The New Prescription Zohydro
The newest “panacea for pain” approved by the FDA and scheduled to be released for use this month is yet another of the too-long list of hydrocodone-based narcotics in the same class as the likes of OxyContin.
According to Dr. Stephen Anderson, an emergency room doctor in Washington, the new drug is approximately “five times more potent” than those being dealt with currently and expressed that he is “five times more concerned” about the drug and its use, based on its potency alone.
Based on the information in a CNN article published in February, a coalition made-up of more than 40 consumer, addiction treatment groups and health care groups is pushing the Food and Drug Administration (FDA) to revoke its approval of Zohydro,
In a letter to Dr. Margaret Hamburg, Commissioner of the FDA, the coalition expressed their view that the “very last thing this country needs” is a drug such as Zohydro—a new and dangerous high-dose opioid. The coalition pointed out that our nation is already suffering a severe drug epidemic, one which is fueled by the overprescribing and misuse of opioid painkillers. The coalition expressed, as well, that there have been too many people already who are addicted to “similar opioid medications”
One addiction expert, Dr. Andrew Kolodny, describes Zohydro as “a whopping dose of hydrocodone”, one which is condensed into “an easy to crush capsule” . As president of Physicians for Responsible Opioid Prescribing, he admonishes that Zohydro will be killing people “as soon as it’s released.”
Entreaties to the FDA
There have been a series of entreaties (urgent and earnest requests) made to the FDA on the subject of Zohydro, in addition to the most recent letter by the coalition of more than 40 groups.
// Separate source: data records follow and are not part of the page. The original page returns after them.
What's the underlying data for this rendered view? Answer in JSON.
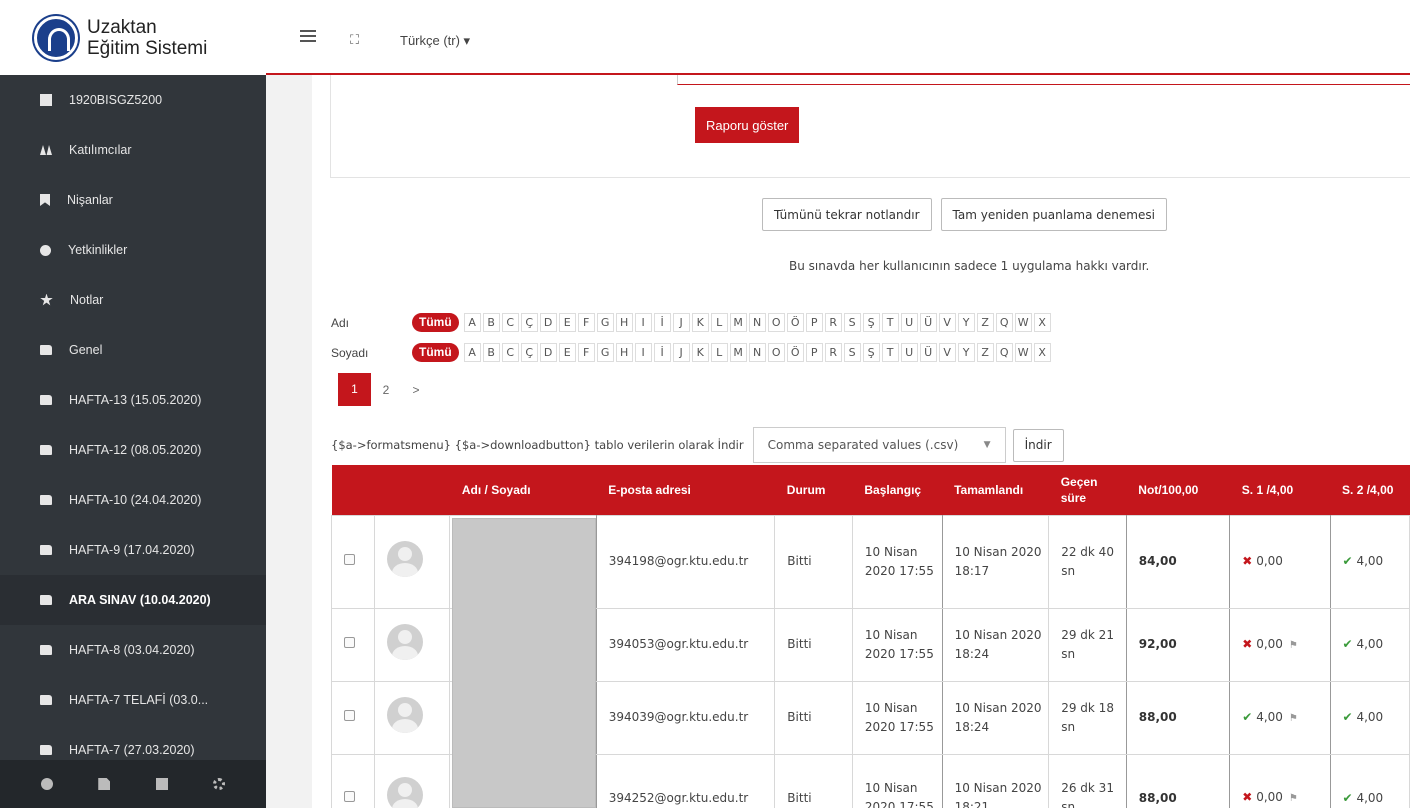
{
  "header": {
    "logo_line1": "Uzaktan",
    "logo_line2": "Eğitim Sistemi",
    "fullscreen_icon": "expand-icon",
    "language": "Türkçe (tr) ▾"
  },
  "sidebar": {
    "items": [
      {
        "label": "1920BISGZ5200",
        "icon": "book-icon"
      },
      {
        "label": "Katılımcılar",
        "icon": "users-icon"
      },
      {
        "label": "Nişanlar",
        "icon": "bookmark-icon"
      },
      {
        "label": "Yetkinlikler",
        "icon": "check-circle-icon"
      },
      {
        "label": "Notlar",
        "icon": "star-icon"
      },
      {
        "label": "Genel",
        "icon": "folder-icon"
      },
      {
        "label": "HAFTA-13 (15.05.2020)",
        "icon": "folder-icon"
      },
      {
        "label": "HAFTA-12 (08.05.2020)",
        "icon": "folder-icon"
      },
      {
        "label": "HAFTA-10 (24.04.2020)",
        "icon": "folder-icon"
      },
      {
        "label": "HAFTA-9 (17.04.2020)",
        "icon": "folder-icon"
      },
      {
        "label": "ARA SINAV (10.04.2020)",
        "icon": "folder-icon",
        "active": true
      },
      {
        "label": "HAFTA-8 (03.04.2020)",
        "icon": "folder-icon"
      },
      {
        "label": "HAFTA-7 TELAFİ (03.0...",
        "icon": "folder-icon"
      },
      {
        "label": "HAFTA-7 (27.03.2020)",
        "icon": "folder-icon"
      }
    ],
    "footer_icons": [
      "chat-icon",
      "file-icon",
      "save-icon",
      "gear-icon"
    ]
  },
  "report": {
    "show_button": "Raporu göster",
    "regrade_all": "Tümünü tekrar notlandır",
    "dry_run": "Tam yeniden puanlama denemesi",
    "attempts_note": "Bu sınavda her kullanıcının sadece 1 uygulama hakkı vardır."
  },
  "filters": {
    "first_name_label": "Adı",
    "last_name_label": "Soyadı",
    "all_label": "Tümü",
    "letters": [
      "A",
      "B",
      "C",
      "Ç",
      "D",
      "E",
      "F",
      "G",
      "H",
      "I",
      "İ",
      "J",
      "K",
      "L",
      "M",
      "N",
      "O",
      "Ö",
      "P",
      "R",
      "S",
      "Ş",
      "T",
      "U",
      "Ü",
      "V",
      "Y",
      "Z",
      "Q",
      "W",
      "X"
    ]
  },
  "pagination": {
    "current": "1",
    "next_page": "2",
    "next_icon": "chevron-right-icon"
  },
  "download": {
    "label": "{$a->formatsmenu} {$a->downloadbutton} tablo verilerin olarak İndir",
    "format": "Comma separated values (.csv)",
    "button": "İndir"
  },
  "table": {
    "columns": [
      "",
      "",
      "Adı / Soyadı",
      "E-posta adresi",
      "Durum",
      "Başlangıç",
      "Tamamlandı",
      "Geçen süre",
      "Not/100,00",
      "S. 1 /4,00",
      "S. 2 /4,00"
    ],
    "rows": [
      {
        "email": "394198@ogr.ktu.edu.tr",
        "status": "Bitti",
        "start": "10 Nisan 2020 17:55",
        "finish": "10 Nisan 2020 18:17",
        "elapsed": "22 dk 40 sn",
        "grade": "84,00",
        "q1": "0,00",
        "q1_ok": false,
        "q1_flag": false,
        "q2": "4,00"
      },
      {
        "email": "394053@ogr.ktu.edu.tr",
        "status": "Bitti",
        "start": "10 Nisan 2020 17:55",
        "finish": "10 Nisan 2020 18:24",
        "elapsed": "29 dk 21 sn",
        "grade": "92,00",
        "q1": "0,00",
        "q1_ok": false,
        "q1_flag": true,
        "q2": "4,00"
      },
      {
        "email": "394039@ogr.ktu.edu.tr",
        "status": "Bitti",
        "start": "10 Nisan 2020 17:55",
        "finish": "10 Nisan 2020 18:24",
        "elapsed": "29 dk 18 sn",
        "grade": "88,00",
        "q1": "4,00",
        "q1_ok": true,
        "q1_flag": true,
        "q2": "4,00"
      },
      {
        "email": "394252@ogr.ktu.edu.tr",
        "status": "Bitti",
        "start": "10 Nisan 2020 17:55",
        "finish": "10 Nisan 2020 18:21",
        "elapsed": "26 dk 31 sn",
        "grade": "88,00",
        "q1": "0,00",
        "q1_ok": false,
        "q1_flag": true,
        "q2": "4,00"
      }
    ]
  },
  "colors": {
    "accent": "#c4161c",
    "sidebar": "#31363b",
    "ok": "#3a9a3a"
  }
}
In December of last year, the State Attorney Generals from 29 different states also sent a letter to FDA Commissioner Margaret Hamburg, MD, expressing their collective concern regarding her agency’s recent approval of the “new high-dose narcotic painkiller”. Zohydro ER (Extended Release).
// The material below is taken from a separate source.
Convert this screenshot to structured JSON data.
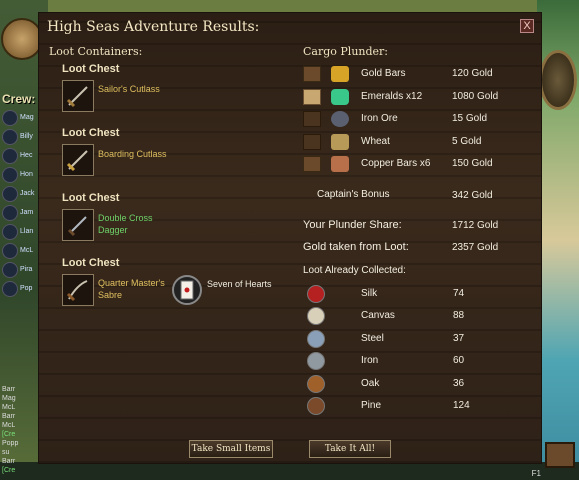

The state attorney generals expressed not wanting a repeat of potent prescription painkillers entering the market, contributing to a vicious cycle of the “overzealous pharmaceutical sales”, the overprescribing by physicians of such narcotics, the patient tampering, and the resultant nationwide epidemic of prescription drug abuse which has claimed thousands of lives.
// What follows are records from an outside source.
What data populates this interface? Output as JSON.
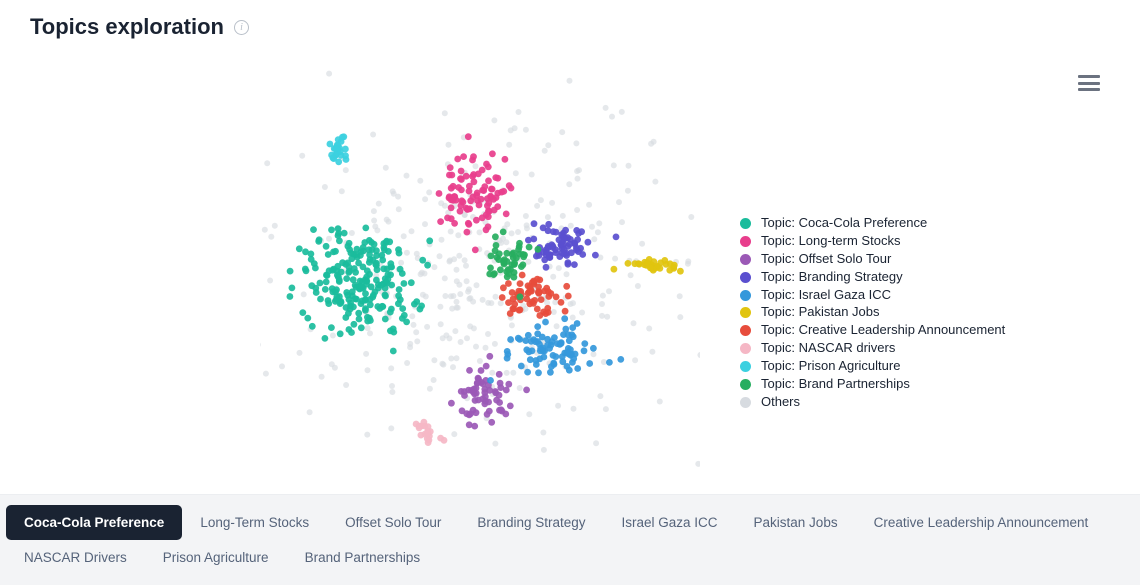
{
  "page": {
    "title": "Topics exploration"
  },
  "legend_prefix": "Topic: ",
  "legend_others": "Others",
  "topics": [
    {
      "key": "coca_cola_preference",
      "label": "Coca-Cola Preference",
      "color": "#1abc9c"
    },
    {
      "key": "long_term_stocks",
      "label": "Long-term Stocks",
      "color": "#e83e8c"
    },
    {
      "key": "offset_solo_tour",
      "label": "Offset Solo Tour",
      "color": "#9b59b6"
    },
    {
      "key": "branding_strategy",
      "label": "Branding Strategy",
      "color": "#5a4fcf"
    },
    {
      "key": "israel_gaza_icc",
      "label": "Israel Gaza ICC",
      "color": "#3498db"
    },
    {
      "key": "pakistan_jobs",
      "label": "Pakistan Jobs",
      "color": "#e1c40f"
    },
    {
      "key": "creative_leadership_announcement",
      "label": "Creative Leadership Announcement",
      "color": "#e74c3c"
    },
    {
      "key": "nascar_drivers",
      "label": "NASCAR drivers",
      "color": "#f5b7c5"
    },
    {
      "key": "prison_agriculture",
      "label": "Prison Agriculture",
      "color": "#3cd0e0"
    },
    {
      "key": "brand_partnerships",
      "label": "Brand Partnerships",
      "color": "#27ae60"
    }
  ],
  "others_color": "#d7dbe0",
  "tabs": [
    {
      "label": "Coca-Cola Preference",
      "active": true
    },
    {
      "label": "Long-Term Stocks",
      "active": false
    },
    {
      "label": "Offset Solo Tour",
      "active": false
    },
    {
      "label": "Branding Strategy",
      "active": false
    },
    {
      "label": "Israel Gaza ICC",
      "active": false
    },
    {
      "label": "Pakistan Jobs",
      "active": false
    },
    {
      "label": "Creative Leadership Announcement",
      "active": false
    },
    {
      "label": "NASCAR Drivers",
      "active": false
    },
    {
      "label": "Prison Agriculture",
      "active": false
    },
    {
      "label": "Brand Partnerships",
      "active": false
    }
  ],
  "chart_data": {
    "type": "scatter",
    "title": "Topics exploration",
    "xlabel": "",
    "ylabel": "",
    "xlim": [
      0,
      440
    ],
    "ylim": [
      0,
      400
    ],
    "note": "2-D embedding / projection scatter; axes are dimensionless (no ticks or grid shown). Coordinates are approximate pixel positions within the plotted region.",
    "clusters": [
      {
        "series": "others",
        "name": "Others",
        "center": [
          220,
          200
        ],
        "spread": [
          200,
          150
        ],
        "n": 350
      },
      {
        "series": "coca_cola_preference",
        "name": "Coca-Cola Preference",
        "center": [
          100,
          210
        ],
        "spread": [
          55,
          55
        ],
        "n": 220
      },
      {
        "series": "long_term_stocks",
        "name": "Long-term Stocks",
        "center": [
          215,
          125
        ],
        "spread": [
          35,
          40
        ],
        "n": 90
      },
      {
        "series": "offset_solo_tour",
        "name": "Offset Solo Tour",
        "center": [
          225,
          325
        ],
        "spread": [
          28,
          28
        ],
        "n": 60
      },
      {
        "series": "branding_strategy",
        "name": "Branding Strategy",
        "center": [
          300,
          175
        ],
        "spread": [
          30,
          20
        ],
        "n": 70
      },
      {
        "series": "israel_gaza_icc",
        "name": "Israel Gaza ICC",
        "center": [
          290,
          280
        ],
        "spread": [
          45,
          25
        ],
        "n": 80
      },
      {
        "series": "pakistan_jobs",
        "name": "Pakistan Jobs",
        "center": [
          395,
          195
        ],
        "spread": [
          30,
          6
        ],
        "n": 30
      },
      {
        "series": "creative_leadership_announcement",
        "name": "Creative Leadership Announcement",
        "center": [
          270,
          225
        ],
        "spread": [
          35,
          20
        ],
        "n": 60
      },
      {
        "series": "nascar_drivers",
        "name": "NASCAR drivers",
        "center": [
          165,
          360
        ],
        "spread": [
          12,
          12
        ],
        "n": 20
      },
      {
        "series": "prison_agriculture",
        "name": "Prison Agriculture",
        "center": [
          80,
          80
        ],
        "spread": [
          12,
          14
        ],
        "n": 25
      },
      {
        "series": "brand_partnerships",
        "name": "Brand Partnerships",
        "center": [
          250,
          190
        ],
        "spread": [
          22,
          22
        ],
        "n": 45
      }
    ]
  }
}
A petition on Change.org also requests of the FDA to reconsider the position it has taken on Zohydro, saying “This could be the next OxyContin”.
The common concern which all these groups expressed regarding Zohydro is its potency and its abuse potential. All groups expressed a fear that the drug, especially at higher dose levels, will only serve to exacerbate the number of already increasing prescription painkiller overdoses.
The Writing on the Wall
The CDC (Centers for Disease Control and Prevention) cites the fact that deaths due to prescription opioids has “more than quadrupled since 1999”.
Zohydro is likely destined to over-prescription and aggressive marketing by “big pharma” (the drug companies), just as its opioid-containing predecessors werel Of greatest concern are the stronger opioids containing hydrocodone–most frequently prescribed as well as the most frequently abused opioid. Zohydro’s sole ingredient is hydrocodone.
Professor of pain medicine, Dr. Alex Cahana, University of Washington in Seattle, expressed that he found “great difficulty” concerning the FDA’s wisdom in approving the drug in terms of protecting public health.
Dr. Anderson was most succinct as regards the paper writing service on the wall, noting that if we put more of this type of drug out on our streets, we will “see more overdoses related to this, no question.”